2016 has been an interesting year for social enterprise as there have been many shifts globally which impacted on non-profits and their popularity. There has been a rise in social enterprises, since the economic crash took hold. Many of the social enterprises have been set up in the most volatile and impoverished communities. As we move into the new year, just before we pop our corks and embrace the new year, we take a look at some factors which will influence the changing landscape of social enterprises in 2017.
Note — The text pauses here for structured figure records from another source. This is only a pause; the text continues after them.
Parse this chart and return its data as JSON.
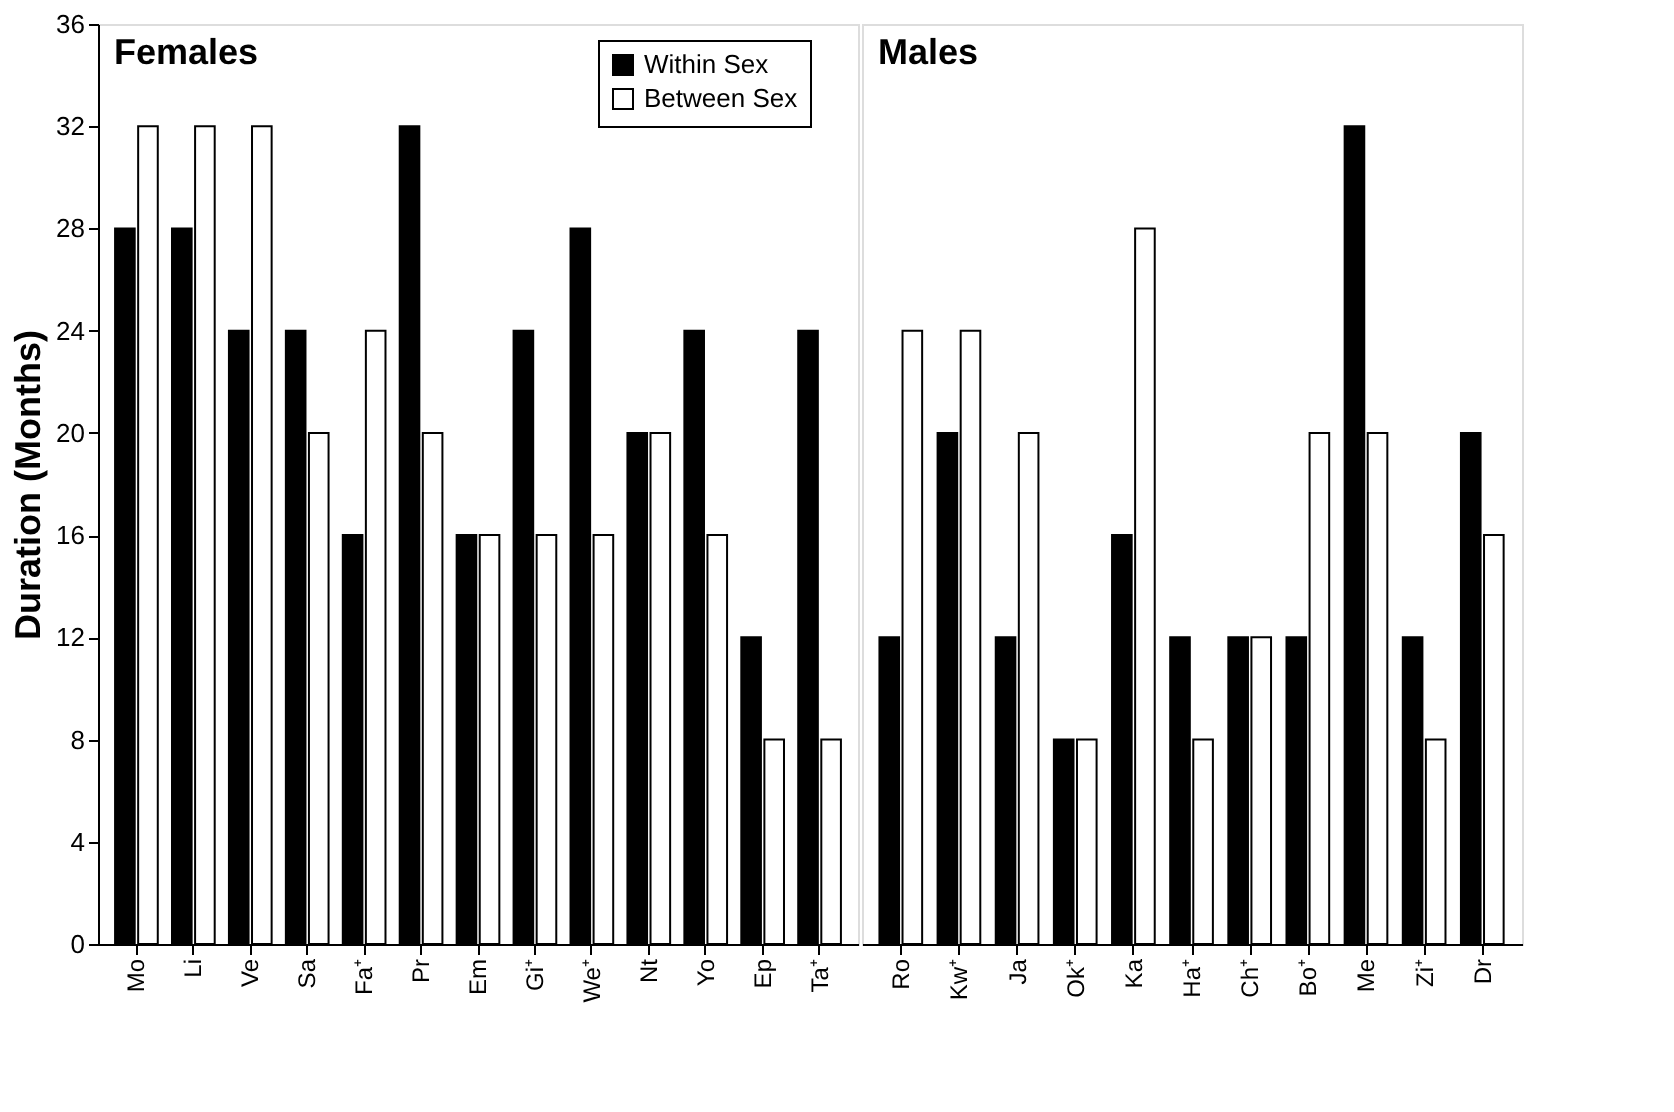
{
  "chart_data": [
    {
      "type": "bar",
      "title": "Females",
      "ylabel": "Duration (Months)",
      "categories": [
        "Mo",
        "Li",
        "Ve",
        "Sa",
        "Fa⁺",
        "Pr",
        "Em",
        "Gi⁺",
        "We⁺",
        "Nt",
        "Yo",
        "Ep",
        "Ta⁺"
      ],
      "series": [
        {
          "name": "Within Sex",
          "color": "#000000",
          "values": [
            28,
            28,
            24,
            24,
            16,
            32,
            16,
            24,
            28,
            20,
            24,
            12,
            24
          ]
        },
        {
          "name": "Between Sex",
          "color": "#ffffff",
          "values": [
            32,
            32,
            32,
            20,
            24,
            20,
            16,
            16,
            16,
            20,
            16,
            8,
            8
          ]
        }
      ],
      "ylim": [
        0,
        36
      ],
      "yticks": [
        0,
        4,
        8,
        12,
        16,
        20,
        24,
        28,
        32,
        36
      ],
      "legend": "top right"
    },
    {
      "type": "bar",
      "title": "Males",
      "categories": [
        "Ro",
        "Kw⁺",
        "Ja",
        "Ok⁺",
        "Ka",
        "Ha⁺",
        "Ch⁺",
        "Bo⁺",
        "Me",
        "Zi⁺",
        "Dr"
      ],
      "series": [
        {
          "color": "#000000",
          "values": [
            12,
            20,
            12,
            8,
            16,
            12,
            12,
            12,
            32,
            12,
            20
          ]
        },
        {
          "color": "#ffffff",
          "values": [
            24,
            24,
            20,
            8,
            28,
            8,
            12,
            20,
            20,
            8,
            16
          ]
        }
      ],
      "ylim": [
        0,
        36
      ],
      "yticks": [
        0,
        4,
        8,
        12,
        16,
        20,
        24,
        28,
        32,
        36
      ],
      "tick_labels": "x"
    }
  ]
}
The election back in November seems a while ago now, and as the new year rolls in, President Elect Trump will begin his term as president of the US. As a backlash to the election, people running non profit social enterprises hold out hope for an increase in both sales and public interest. The election itself was indubitably divisive, and in some ways the fear of having a controversial president may motivate some people to put their money where their mouths are and back community projects. In fact, since Donald Trump’s financial policies have limited deductions, some believe that this will free money for the specific use of charitable giving.
Poverty in the UK
Anarchy often comes out of dissatisfaction with the status quo. Whilst there have been no incidents of anarchy, and we refer to the sing title only, there are troubled waters in the UK since the Brexit vote in June of last year. Again, the philanthropic left have reacted to both Teresa May’s election and the Brexit vote by addressing the need for community projects. Labour leader Jeremy Corbyn encourages supporters to engage in grassroots community groups, which could lead to more social enterprises being set up in 2017. Collections of clothing were delivered internationally, following the Syrian refugee crisis, and we expect to see more of this type of philanthropy in the coming year.
The US is not without its economic struggles and in times of conflict and change, many people find their compassion rising. With the support from big businesses such as banks, and with the threat of capitalism pushing more people into poverty, 2017 will herald another positive year for social enterprises and non-profit organisations.